パシャパシャ、とシャッター音が鳴る。ほぼ同時に、おじさんも唸る。
「まだですか」
「いや、君がいいならコレで終わろうと思うんだけど。時間もないし」
そう言っておじさんは、さっき撮った写真を私に見せにきた。相変わらず、つまらない顔をしている。クラスメイトが「メイクしたらいいのに」と言ってきたことを思い出す。
「大丈夫です」
「でも、おじさん的にはもう少し笑顔を撮りたいんだよね。ほら、アルバムってみんなが見るでしょ。だから、いい顔を残したいなって」
私が学年最後の生徒だからか、おじさんは食い下がってくる。
「笑顔は苦手かい?」
「そうですね。昔から顔が冷たいんですよ。だから、表情筋が上手く動かなくて」
言い訳が下手だなと、我ながら思う。でも顔が冷たいのは本当だ。「体温だけじゃなく、心も冷たいんだね」生意気な弟の言葉が頭をよぎる。
「たしかに、今日は冷えるよね」
「はい」
「暖かい日に写真撮ったら、違ったかい」
「いいえ」
「参ったね。みんな笑顔なのに、君だけ真面目な顔だと目立っちゃうよ?」
「大丈夫です」
「同窓会とかで、話題になっちゃうかも」
「私は出ないのでいいです」
「そこまで言うなら……わかった。これで終わりね」
「ありがとうございました」
すっと立ち上がって、椅子から離れる。撮影会場になっていた生徒会室の出口へと向かう。
「ああ、ちょっと待って」
呼び止められたので、足を止めて振り返る。おじさんはガサゴソと鞄の中から、一枚の紙切れを取りだし、こちらへ歩いてきた。

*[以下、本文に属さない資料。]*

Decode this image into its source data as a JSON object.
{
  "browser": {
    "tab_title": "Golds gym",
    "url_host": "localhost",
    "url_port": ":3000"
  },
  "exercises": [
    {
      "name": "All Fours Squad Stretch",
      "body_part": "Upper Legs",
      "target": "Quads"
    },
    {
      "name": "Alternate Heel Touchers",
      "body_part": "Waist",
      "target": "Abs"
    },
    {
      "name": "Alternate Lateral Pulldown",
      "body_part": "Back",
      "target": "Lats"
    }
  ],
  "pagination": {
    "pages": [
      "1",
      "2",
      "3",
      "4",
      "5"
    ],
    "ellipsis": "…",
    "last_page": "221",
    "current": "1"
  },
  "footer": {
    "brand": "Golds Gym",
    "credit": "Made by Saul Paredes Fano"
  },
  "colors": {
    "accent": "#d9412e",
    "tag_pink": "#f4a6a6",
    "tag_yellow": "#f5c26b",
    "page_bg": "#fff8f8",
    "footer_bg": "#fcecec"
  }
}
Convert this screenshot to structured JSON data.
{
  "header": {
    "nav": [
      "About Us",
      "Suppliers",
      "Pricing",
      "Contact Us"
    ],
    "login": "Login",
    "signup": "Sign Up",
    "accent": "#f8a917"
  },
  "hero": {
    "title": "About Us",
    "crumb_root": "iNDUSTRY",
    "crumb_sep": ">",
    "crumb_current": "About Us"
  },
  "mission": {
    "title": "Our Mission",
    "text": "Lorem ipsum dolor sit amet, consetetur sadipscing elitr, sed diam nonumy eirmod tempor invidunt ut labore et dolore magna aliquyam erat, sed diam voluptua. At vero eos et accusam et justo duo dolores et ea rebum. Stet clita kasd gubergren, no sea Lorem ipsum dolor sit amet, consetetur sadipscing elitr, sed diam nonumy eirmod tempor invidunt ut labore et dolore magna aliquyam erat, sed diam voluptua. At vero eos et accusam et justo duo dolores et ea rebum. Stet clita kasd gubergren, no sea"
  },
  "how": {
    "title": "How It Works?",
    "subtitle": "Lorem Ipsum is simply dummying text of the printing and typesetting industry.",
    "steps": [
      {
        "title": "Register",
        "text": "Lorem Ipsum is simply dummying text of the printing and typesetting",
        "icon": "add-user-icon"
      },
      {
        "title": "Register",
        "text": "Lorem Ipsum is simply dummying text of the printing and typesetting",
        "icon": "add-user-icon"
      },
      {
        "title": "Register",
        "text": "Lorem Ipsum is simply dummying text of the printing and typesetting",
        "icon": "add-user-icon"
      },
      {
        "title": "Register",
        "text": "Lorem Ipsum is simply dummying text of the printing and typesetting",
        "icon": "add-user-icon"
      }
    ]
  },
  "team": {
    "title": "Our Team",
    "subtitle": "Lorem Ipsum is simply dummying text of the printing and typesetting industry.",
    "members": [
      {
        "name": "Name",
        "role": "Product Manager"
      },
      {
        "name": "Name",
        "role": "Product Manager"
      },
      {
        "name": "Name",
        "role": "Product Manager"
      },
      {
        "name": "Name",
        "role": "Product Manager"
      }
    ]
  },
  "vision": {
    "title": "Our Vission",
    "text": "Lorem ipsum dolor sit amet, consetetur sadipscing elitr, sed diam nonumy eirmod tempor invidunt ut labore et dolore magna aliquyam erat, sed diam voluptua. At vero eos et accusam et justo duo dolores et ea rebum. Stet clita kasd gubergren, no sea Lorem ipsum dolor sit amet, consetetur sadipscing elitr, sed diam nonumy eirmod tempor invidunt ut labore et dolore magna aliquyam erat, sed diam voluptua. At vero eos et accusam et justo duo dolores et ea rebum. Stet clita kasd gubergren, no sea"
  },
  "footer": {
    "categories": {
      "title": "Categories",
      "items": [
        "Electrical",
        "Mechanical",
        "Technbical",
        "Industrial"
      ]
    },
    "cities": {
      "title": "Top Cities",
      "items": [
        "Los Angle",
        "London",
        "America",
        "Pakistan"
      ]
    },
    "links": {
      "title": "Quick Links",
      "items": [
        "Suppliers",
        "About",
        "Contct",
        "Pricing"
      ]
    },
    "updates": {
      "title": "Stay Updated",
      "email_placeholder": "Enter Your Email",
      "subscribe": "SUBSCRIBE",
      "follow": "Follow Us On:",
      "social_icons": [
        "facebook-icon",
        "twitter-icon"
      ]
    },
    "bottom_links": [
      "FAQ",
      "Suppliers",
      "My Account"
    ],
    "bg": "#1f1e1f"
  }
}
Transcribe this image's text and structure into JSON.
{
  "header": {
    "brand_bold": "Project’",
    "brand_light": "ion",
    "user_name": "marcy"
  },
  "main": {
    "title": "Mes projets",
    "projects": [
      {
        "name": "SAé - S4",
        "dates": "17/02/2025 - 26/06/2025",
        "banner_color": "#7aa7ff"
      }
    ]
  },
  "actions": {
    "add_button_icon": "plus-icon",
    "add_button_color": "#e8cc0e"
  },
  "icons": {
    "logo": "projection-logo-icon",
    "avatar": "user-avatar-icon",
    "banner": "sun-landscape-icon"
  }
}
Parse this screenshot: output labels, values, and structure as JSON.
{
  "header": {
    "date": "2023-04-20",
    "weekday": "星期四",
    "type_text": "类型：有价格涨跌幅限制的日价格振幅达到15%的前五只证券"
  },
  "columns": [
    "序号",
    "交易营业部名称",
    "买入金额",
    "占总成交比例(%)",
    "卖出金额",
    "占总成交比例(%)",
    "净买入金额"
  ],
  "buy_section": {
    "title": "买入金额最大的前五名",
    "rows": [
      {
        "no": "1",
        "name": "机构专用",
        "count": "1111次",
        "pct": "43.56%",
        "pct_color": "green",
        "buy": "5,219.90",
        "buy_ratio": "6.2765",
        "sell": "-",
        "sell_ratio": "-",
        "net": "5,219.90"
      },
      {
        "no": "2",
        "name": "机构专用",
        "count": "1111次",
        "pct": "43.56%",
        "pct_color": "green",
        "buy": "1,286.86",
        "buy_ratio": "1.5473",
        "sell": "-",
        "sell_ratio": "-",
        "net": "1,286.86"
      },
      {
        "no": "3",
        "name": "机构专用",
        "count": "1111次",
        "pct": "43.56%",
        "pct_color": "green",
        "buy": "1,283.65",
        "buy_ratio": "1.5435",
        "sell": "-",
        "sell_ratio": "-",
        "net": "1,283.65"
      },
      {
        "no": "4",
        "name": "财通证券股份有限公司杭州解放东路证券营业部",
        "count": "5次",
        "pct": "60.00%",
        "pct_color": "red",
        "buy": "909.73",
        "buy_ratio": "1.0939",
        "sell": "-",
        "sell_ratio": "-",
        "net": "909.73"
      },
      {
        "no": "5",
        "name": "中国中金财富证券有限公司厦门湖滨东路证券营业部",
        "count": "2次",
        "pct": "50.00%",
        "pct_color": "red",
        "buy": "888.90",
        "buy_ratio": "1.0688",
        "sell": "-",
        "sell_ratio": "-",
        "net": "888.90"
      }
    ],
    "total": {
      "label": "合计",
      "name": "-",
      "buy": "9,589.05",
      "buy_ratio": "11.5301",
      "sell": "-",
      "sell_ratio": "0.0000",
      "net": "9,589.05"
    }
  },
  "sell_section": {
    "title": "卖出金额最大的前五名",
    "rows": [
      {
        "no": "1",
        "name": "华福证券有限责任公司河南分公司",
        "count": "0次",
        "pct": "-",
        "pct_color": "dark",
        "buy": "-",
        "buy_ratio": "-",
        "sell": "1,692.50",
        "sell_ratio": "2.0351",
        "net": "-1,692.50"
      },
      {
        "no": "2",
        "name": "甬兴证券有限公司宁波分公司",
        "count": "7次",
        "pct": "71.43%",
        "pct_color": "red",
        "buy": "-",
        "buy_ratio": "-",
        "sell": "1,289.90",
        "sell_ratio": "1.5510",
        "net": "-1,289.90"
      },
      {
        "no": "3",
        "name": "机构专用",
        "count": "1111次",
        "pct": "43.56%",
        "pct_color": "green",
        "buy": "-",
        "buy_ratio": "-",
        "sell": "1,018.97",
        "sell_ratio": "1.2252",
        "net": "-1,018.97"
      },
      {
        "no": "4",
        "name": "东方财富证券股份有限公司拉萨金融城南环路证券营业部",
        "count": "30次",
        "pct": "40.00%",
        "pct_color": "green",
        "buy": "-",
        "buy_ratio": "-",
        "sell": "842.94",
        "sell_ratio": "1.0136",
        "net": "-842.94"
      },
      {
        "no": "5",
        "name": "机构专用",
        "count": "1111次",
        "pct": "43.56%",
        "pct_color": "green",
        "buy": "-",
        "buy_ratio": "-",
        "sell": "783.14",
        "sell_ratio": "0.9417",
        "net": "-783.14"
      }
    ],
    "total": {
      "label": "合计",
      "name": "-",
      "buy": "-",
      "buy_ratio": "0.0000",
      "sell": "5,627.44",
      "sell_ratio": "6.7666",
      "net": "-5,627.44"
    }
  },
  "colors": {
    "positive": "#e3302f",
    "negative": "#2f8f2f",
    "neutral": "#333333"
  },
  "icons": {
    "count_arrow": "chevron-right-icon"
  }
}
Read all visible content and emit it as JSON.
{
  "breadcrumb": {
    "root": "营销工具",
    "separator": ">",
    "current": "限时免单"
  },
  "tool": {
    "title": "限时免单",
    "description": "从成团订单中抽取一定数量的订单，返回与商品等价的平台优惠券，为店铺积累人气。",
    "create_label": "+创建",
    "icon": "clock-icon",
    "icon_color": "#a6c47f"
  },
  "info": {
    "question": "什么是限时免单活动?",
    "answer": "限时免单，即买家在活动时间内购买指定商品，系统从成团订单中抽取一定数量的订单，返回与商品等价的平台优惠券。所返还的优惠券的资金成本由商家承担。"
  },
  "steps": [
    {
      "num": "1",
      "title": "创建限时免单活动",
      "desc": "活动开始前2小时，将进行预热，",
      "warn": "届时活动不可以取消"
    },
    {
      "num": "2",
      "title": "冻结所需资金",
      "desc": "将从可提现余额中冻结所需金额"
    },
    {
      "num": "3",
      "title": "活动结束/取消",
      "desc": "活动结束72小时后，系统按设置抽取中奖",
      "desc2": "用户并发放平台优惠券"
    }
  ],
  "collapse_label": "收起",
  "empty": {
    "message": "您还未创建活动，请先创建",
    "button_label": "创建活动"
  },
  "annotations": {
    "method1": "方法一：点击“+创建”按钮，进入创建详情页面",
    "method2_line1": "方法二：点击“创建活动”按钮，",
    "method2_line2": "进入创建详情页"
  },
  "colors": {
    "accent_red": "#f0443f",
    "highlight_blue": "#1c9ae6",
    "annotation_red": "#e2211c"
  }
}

「これ、僕の名刺ね。写真撮りたくなったら、ここに電話して」
「全員に渡してるんですか?」
「いや、君にだけだね」
「……は?」
予想に反する返答に、思わず素の言葉が出てしまった。
「いりません」
「そう言わずに」
「ほんと、結構なので」
「君、写真を取られること自体は嫌いじゃないでしょ」
「そんなこと……」
「おじさんね、カメラ越しに人を見たらその人のこと、なんとなく分かるんだ。今の君は無愛想だけど、それは楽しいことがないから。楽しいことを見つけたら、きっといい笑顔が出来る」
「……」
「何より自分を大事にしている人だ。そういう人はね、自分の写真を撮ってもらいたがるんだよ」
ほら、とおじさんは私の手の内に名刺を置く。なんの変哲もない、白い紙。印刷したての用紙のような、心地いい温かさ。
「もらうだけ、もらっときます」
「お!嬉しいねぇ。おじさん、定年すぎても写真撮ってるから。いつでも連絡してね」
「考えときます」
失礼します、とようやく生徒会室を後にする。
久々にたくさん喋った気がする。でも不思議と疲れていない。足がいつもより軽い気さえする。
廊下はまだ冷たい。私の手の中にある名刺だけが、温かさを保っている。
終わりのチャイムが鳴り響く。
そうだ。寄り道して帰ろう。
そう思えたのは、今日が初めてだった。
あとがき
久々に小説もどきを書きたいなー、と思ったので書いてみました。これからもちょくちょく、ネタが思い浮かんだら形にしようと思ってます。
こういうドライな女の子って可愛いよね。を元に、あれこれ考えて出来上がりました。
「私」と「写真屋のおじさん」の掛け合いが書いてて楽しかったですね。なんとなく、この子ならこう返してーとか。セリフを考えている時が小説を書いてて1番好きです。
何かしら感じるものがあれば嬉しいです。